The WTO agreements represent a huge ceding of sovereignty by the UK and trading blocs such as the EU - ironically much greater, in some respects, than the ceding of sovereignty by the UK to the EU which receives so much media attention.

The bulk of international trade is now governed by the agreements, and therefore by the interpretation put on them by the WTO disputes panels.

Certainly in some of their early cases, the panels seemed more intent on pursuing an ultra-free trade ideology than in allowing member governments to pay proper heed to environmental and other concerns.

Even now, our own government argues, when it suits it, that the WTO agreements prevent it from prohibiting the import of products made in ways we find morally unacceptable - such as child labour or particularly intensive farming methods.

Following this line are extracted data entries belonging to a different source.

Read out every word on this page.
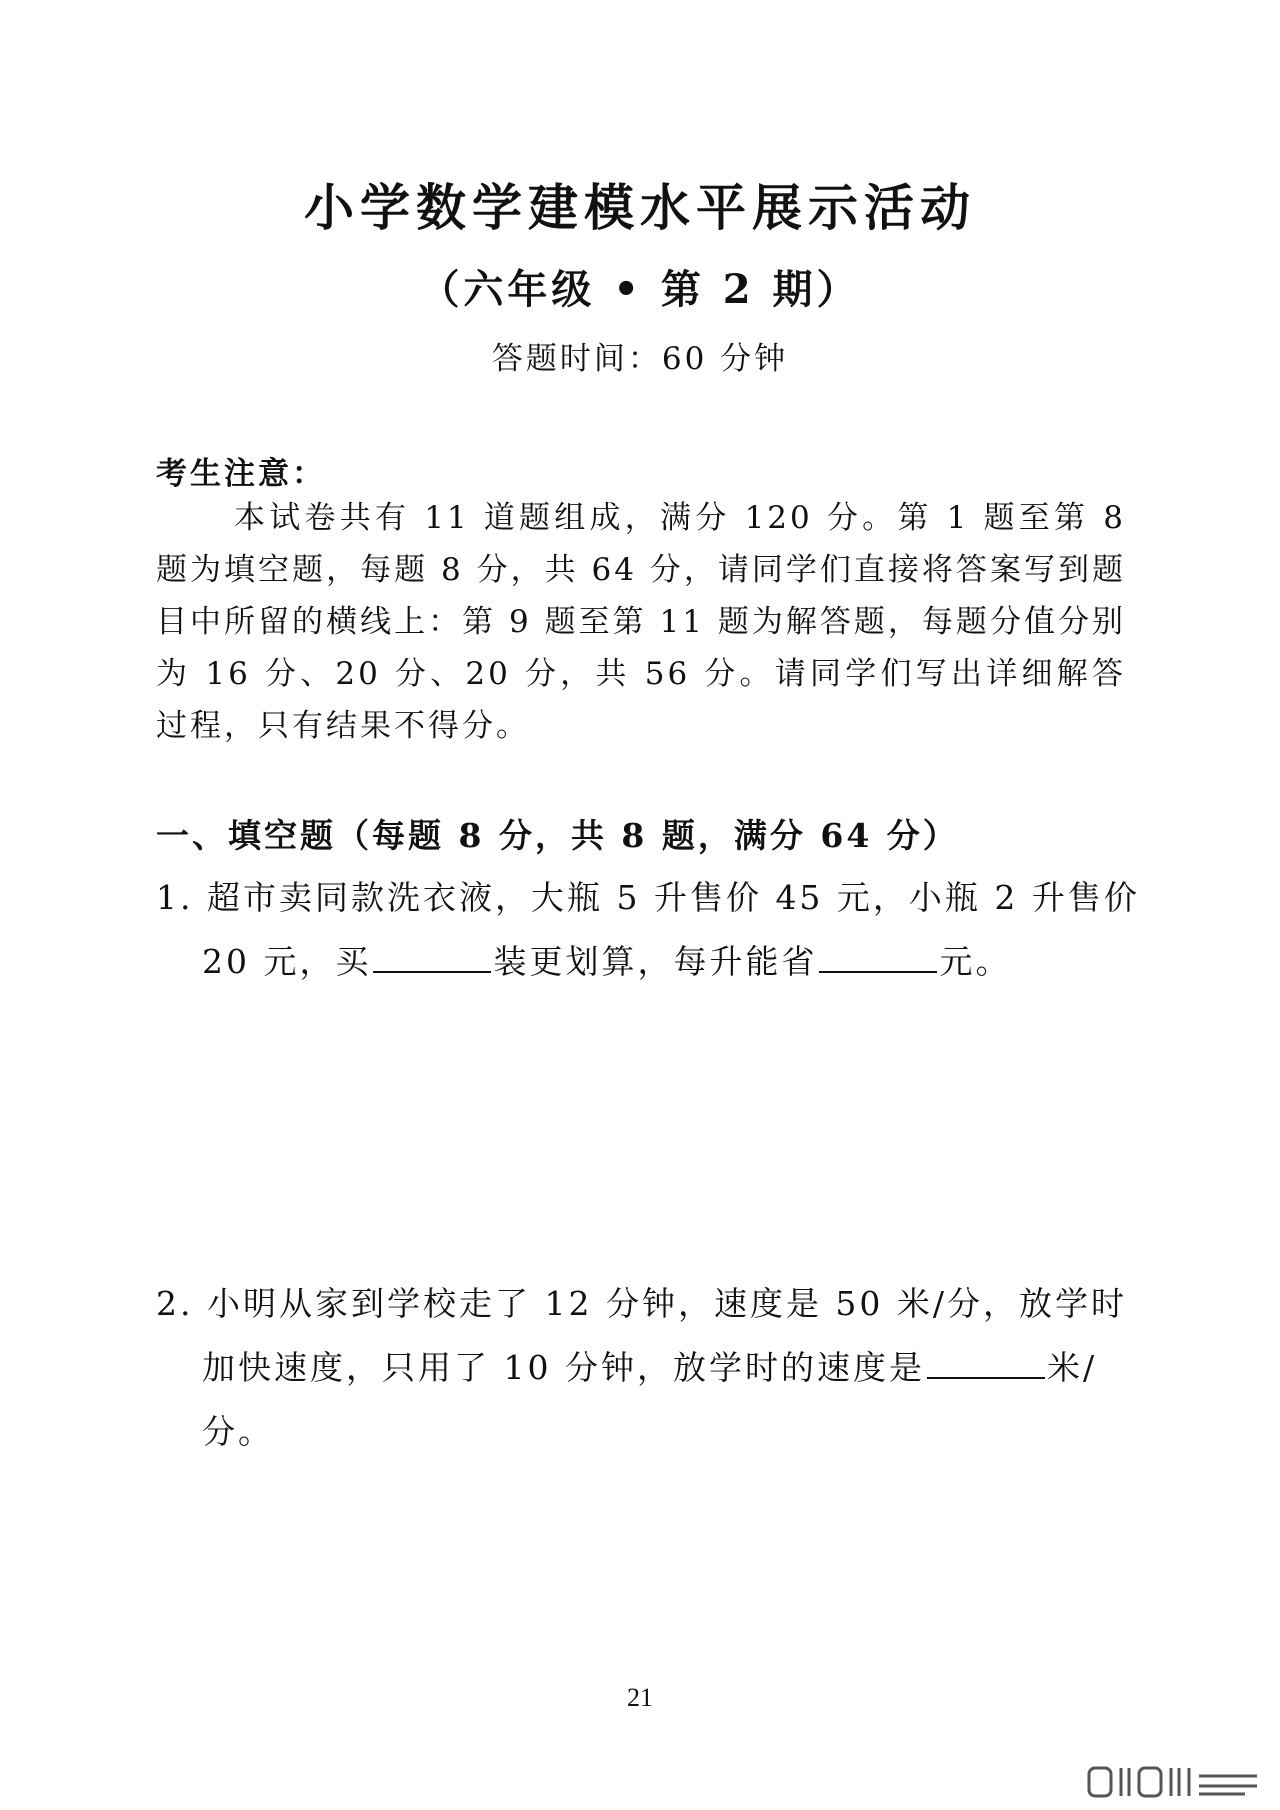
小学数学建模水平展示活动
（六年级 • 第 2 期）
答题时间：60 分钟
考生注意：
本试卷共有 11 道题组成，满分 120 分。第 1 题至第 8 题为填空题，每题 8 分，共 64 分，请同学们直接将答案写到题目中所留的横线上：第 9 题至第 11 题为解答题，每题分值分别为 16 分、20 分、20 分，共 56 分。请同学们写出详细解答过程，只有结果不得分。
一、填空题（每题 8 分，共 8 题，满分 64 分）
1. 超市卖同款洗衣液，大瓶 5 升售价 45 元，小瓶 2 升售价
20 元，买	装更划算，每升能省	元。
2. 小明从家到学校走了 12 分钟，速度是 50 米/分，放学时
加快速度，只用了 10 分钟，放学时的速度是	米/
分。
21
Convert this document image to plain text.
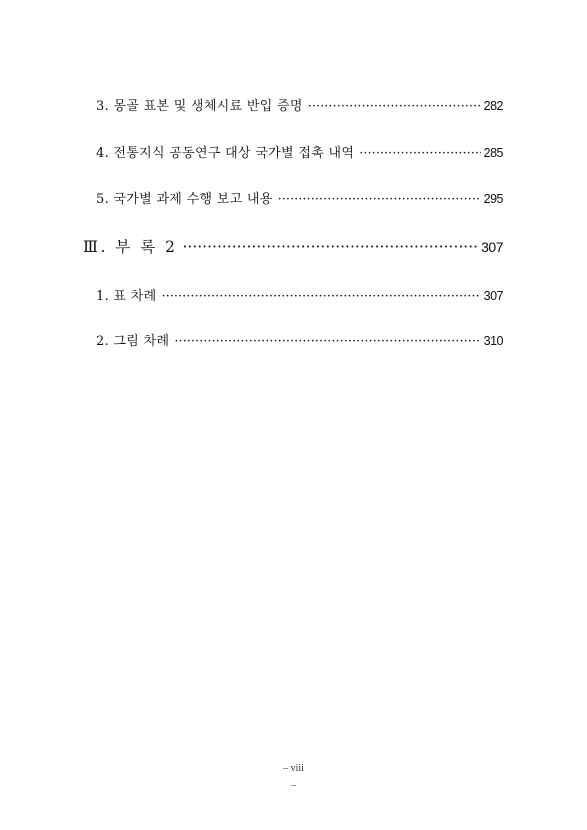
3. 몽골 표본 및 생체시료 반입 증명 ·····	282
4. 전통지식 공동연구 대상 국가별 접촉 내역 ·····	285
5. 국가별 과제 수행 보고 내용 ·····	295
Ⅲ. 부 록 2 ·····	307
1. 표 차례 ·····	307
2. 그림 차례 ·····	310
– viii
–
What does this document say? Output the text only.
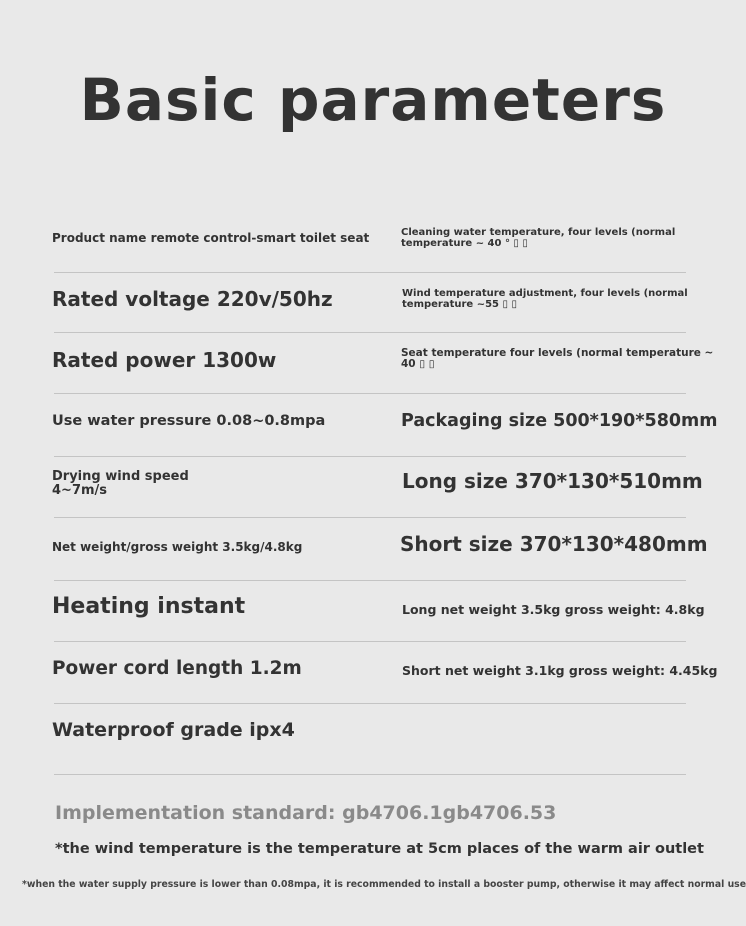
Basic parameters
Product name remote control-smart toilet seat	Cleaning water temperature, four levels (normal temperature ~ 40 ° ▯ ▯
Rated voltage 220v/50hz	Wind temperature adjustment, four levels (normal temperature ~55 ▯ ▯
Rated power 1300w	Seat temperature four levels (normal temperature ~ 40 ▯ ▯
Use water pressure 0.08~0.8mpa	Packaging size 500*190*580mm
Drying wind speed 4~7m/s	Long size 370*130*510mm
Net weight/gross weight 3.5kg/4.8kg	Short size 370*130*480mm
Heating instant	Long net weight 3.5kg gross weight: 4.8kg
Power cord length 1.2m	Short net weight 3.1kg gross weight: 4.45kg
Waterproof grade ipx4
Implementation standard: gb4706.1gb4706.53
*the wind temperature is the temperature at 5cm places of the warm air outlet
*when the water supply pressure is lower than 0.08mpa, it is recommended to install a booster pump, otherwise it may affect normal use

That in turn leads to home producers resisting higher standards because they cannot compete with cheap imports produced under lower standards.

In fact, the agreements give much greater scope than is sometimes thought (as indeed some of the more recent case law shows), but the problem is that only governments (or in our case the EU) can take cases to the panels to test a point.

Non-government organisations and concerned individuals have no direct voice.

An increase in trade can certainly lead to greater overall prosperity and can sometimes benefit poor countries by creating markets for their exports.

However, development charities complain that the rules are heavily skewed in favour of rich countries and their multinational companies and that there is too much emphasis, for example, on protecting traditional intellectual property rights.

As Christian Aid puts it 'competition with much larger foreign competitors can be like pitching your local youth side against Manchester United'.

A rules-based system is clearly better than protectionist anarchy.

However, unless the rules and the way they are applied are seen to protect the most vulnerable communities, and lead to the banning of imports which have been cruelly-produced or threaten the environment, the WTO will never gain public confidence.

As ever, lawyers have an opportunity of shaping the debate.

We should not leave it to a handful of trade specialists - the WTO's reach is far longer than mere trade.